Is inserted between the input AC power supply ein and the bridge rectification circuit DB, but it may be inserted and connected between the bridge rectification circuit DB and the switching power supply. In this case, SCR can be used as the switch element instead of the triac.

<Advantages of Device> As described in detail above, according to the present invention, the current supplied to the switch element used in the inrush current limiting circuit can be reduced or decreased, so that power loss can be reduced.

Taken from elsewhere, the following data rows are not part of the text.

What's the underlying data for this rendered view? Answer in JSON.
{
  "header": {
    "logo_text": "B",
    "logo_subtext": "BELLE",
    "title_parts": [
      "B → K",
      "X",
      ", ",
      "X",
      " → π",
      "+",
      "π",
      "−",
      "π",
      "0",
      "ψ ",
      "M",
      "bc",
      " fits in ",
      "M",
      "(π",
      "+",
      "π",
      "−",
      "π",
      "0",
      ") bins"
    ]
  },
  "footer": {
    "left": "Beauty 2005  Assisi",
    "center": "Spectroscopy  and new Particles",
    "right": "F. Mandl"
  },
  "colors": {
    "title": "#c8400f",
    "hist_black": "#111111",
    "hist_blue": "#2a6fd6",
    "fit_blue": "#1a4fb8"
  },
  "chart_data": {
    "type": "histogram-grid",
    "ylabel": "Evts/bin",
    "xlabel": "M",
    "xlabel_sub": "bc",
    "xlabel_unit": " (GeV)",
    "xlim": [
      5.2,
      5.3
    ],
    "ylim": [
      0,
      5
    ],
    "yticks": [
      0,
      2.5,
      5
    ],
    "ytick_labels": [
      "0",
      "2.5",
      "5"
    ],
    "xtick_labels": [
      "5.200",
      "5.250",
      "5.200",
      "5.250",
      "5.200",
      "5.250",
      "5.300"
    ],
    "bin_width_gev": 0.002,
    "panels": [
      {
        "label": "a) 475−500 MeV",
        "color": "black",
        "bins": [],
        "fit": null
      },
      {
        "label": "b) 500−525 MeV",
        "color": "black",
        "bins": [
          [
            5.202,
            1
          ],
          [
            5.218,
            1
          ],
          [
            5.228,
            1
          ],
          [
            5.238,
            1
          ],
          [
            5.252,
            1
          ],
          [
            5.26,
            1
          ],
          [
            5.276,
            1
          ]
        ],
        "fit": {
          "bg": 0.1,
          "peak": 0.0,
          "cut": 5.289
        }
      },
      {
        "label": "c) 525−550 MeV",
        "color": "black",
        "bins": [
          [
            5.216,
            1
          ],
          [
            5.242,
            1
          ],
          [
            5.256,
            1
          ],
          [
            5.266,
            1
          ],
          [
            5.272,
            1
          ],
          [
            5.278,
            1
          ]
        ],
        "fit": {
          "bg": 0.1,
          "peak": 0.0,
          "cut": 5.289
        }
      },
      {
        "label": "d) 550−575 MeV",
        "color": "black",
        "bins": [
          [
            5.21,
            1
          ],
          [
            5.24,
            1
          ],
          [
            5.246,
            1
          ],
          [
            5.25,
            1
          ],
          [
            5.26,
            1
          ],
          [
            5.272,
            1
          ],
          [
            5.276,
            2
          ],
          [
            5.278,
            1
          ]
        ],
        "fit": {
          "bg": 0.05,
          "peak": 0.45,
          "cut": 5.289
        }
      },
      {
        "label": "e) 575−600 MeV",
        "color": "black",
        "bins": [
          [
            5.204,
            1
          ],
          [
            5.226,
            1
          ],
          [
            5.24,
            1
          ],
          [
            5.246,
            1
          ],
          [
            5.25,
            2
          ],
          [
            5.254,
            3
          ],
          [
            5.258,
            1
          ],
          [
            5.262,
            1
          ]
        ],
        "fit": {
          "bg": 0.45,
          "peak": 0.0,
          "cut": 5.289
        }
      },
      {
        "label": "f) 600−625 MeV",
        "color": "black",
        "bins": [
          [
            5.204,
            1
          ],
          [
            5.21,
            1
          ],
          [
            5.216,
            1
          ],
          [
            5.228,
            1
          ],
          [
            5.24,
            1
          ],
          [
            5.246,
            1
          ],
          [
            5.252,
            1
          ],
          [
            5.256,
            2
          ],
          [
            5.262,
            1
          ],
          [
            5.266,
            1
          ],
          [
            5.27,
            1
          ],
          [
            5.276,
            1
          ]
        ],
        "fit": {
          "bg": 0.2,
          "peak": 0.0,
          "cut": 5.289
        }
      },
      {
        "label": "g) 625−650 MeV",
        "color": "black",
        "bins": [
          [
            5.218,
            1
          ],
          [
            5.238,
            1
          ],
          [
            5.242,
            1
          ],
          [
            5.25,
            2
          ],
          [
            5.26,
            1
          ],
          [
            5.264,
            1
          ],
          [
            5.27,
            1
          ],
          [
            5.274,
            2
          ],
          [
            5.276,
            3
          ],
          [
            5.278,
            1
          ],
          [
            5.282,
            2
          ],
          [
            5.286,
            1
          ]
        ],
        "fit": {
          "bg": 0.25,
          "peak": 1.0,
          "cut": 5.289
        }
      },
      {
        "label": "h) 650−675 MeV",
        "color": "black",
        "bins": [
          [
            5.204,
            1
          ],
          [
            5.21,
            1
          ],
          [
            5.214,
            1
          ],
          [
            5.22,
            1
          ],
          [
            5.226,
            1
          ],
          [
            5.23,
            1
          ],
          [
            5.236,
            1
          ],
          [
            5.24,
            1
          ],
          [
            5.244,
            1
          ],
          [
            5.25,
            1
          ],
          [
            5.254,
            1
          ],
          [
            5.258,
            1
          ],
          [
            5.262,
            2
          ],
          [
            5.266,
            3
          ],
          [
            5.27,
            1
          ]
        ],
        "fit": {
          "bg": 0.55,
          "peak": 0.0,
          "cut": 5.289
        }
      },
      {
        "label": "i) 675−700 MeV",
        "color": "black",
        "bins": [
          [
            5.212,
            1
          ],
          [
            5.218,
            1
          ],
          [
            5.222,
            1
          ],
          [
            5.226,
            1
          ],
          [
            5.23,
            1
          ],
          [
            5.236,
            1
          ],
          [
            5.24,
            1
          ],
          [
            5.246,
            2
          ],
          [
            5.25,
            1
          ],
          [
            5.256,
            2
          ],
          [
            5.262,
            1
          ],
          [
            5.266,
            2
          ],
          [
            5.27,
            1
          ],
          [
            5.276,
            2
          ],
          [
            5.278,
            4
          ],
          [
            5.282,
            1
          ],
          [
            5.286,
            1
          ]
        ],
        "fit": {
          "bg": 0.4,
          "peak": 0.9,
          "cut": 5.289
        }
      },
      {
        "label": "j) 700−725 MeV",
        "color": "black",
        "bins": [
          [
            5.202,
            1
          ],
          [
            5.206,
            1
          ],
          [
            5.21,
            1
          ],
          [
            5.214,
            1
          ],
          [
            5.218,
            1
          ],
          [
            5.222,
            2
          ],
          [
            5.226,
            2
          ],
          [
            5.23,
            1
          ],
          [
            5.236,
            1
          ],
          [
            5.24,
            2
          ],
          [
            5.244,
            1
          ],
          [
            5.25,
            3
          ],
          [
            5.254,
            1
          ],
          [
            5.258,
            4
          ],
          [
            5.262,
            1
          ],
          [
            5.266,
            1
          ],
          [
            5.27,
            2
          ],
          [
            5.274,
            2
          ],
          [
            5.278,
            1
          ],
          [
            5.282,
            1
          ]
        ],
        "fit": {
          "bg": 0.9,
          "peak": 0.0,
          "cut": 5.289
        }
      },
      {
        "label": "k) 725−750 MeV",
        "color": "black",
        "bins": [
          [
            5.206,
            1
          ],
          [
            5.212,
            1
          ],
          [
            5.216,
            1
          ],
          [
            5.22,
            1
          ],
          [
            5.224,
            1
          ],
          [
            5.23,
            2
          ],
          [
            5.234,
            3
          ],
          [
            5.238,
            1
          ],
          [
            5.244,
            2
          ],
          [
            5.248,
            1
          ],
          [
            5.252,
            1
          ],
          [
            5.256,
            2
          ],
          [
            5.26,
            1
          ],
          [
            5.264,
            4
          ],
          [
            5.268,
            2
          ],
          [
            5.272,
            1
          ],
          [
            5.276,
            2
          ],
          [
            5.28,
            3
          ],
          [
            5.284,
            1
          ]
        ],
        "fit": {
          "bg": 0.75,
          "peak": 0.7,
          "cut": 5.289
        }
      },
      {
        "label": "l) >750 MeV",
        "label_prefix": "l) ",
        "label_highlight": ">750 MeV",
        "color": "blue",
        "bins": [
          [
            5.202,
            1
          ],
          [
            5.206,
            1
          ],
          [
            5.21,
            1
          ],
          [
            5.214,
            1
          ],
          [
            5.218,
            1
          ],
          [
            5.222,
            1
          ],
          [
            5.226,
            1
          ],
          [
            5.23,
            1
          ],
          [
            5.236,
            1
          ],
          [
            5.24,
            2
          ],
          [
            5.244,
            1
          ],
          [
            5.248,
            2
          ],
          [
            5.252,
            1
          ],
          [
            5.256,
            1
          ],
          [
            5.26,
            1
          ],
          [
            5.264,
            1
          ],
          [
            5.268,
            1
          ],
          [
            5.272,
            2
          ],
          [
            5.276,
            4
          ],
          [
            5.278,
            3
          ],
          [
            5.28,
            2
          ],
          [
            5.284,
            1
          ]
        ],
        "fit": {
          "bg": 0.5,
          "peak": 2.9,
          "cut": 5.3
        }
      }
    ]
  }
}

[Brief description of drawings]

FIG. 1 is a configuration block diagram of an embodiment of the present invention, FIG. 2 is a diagram for explaining the operation of the constant current circuit in FIG. 1,
FIG. 3 is a connection diagram of a voltage detection circuit and a current control circuit provided in place of the constant current circuit in FIG. 1, FIG. 4 is a diagram for explaining the operation, and FIG. 5 is an inrush current limiting function. FIG. 6 is a block diagram of a configuration of a conventional DC power supply device having the above, and FIG. 6 is a waveform diagram for explaining the operation of the circuit of FIG. 10 ... Inrush current limiting circuit 20 ... Main transformer, 30 ... Rectification smoothing circuit 40 ... Pulse width control circuit 50 ... Rectification smoothing circuit, 60 ... Constant current circuit 70 ... Voltage detection circuit

Claims (2)

[Scope of utility model registration request] 1. An input AC power supply is rectified and smoothed, a DC voltage thereof is turned on / off by a switching element to be applied to a primary winding of a transformer, and a signal generated in a secondary winding is rectified and smoothed to generate a DC voltage. In a power supply device equipped with a switching power supply to be obtained and a rush current limiting circuit in which a parallel circuit of a current limiting resistor and a switch element is inserted in the current path from the input AC power supply to the switching power supply, occurs in the winding provided in the transformer. A circuit for rectifying and smoothing the output and a constant current circuit for making the output of the rectifying and smoothing circuit a constant current are provided, and the constant current from the constant current circuit is used as a drive signal for the switch element. DC power supply inrush current limiting circuit. 2. An input AC power supply is rectified and smoothed, a DC voltage thereof is turned on / off by a switching element to be applied to a primary winding of a transformer, and a signal generated in a secondary winding is rectified and smoothed to generate a DC voltage. In a power supply device equipped with a switching power supply to be obtained and a rush current limiting circuit in which a parallel circuit of a current limiting resistor and a switch element is inserted in the current path from the input AC power supply to the switching power supply, occurs in the winding provided in the transformer. A circuit that rectifies and smoothes the output, a voltage detection circuit that detects when the output voltage of the rectification and smoothing circuit reaches a predetermined voltage, and a current that controls the current supplied to the switch element according to the output of the voltage detection circuit. Inrush current limiting circuit for DC power supply with control circuit.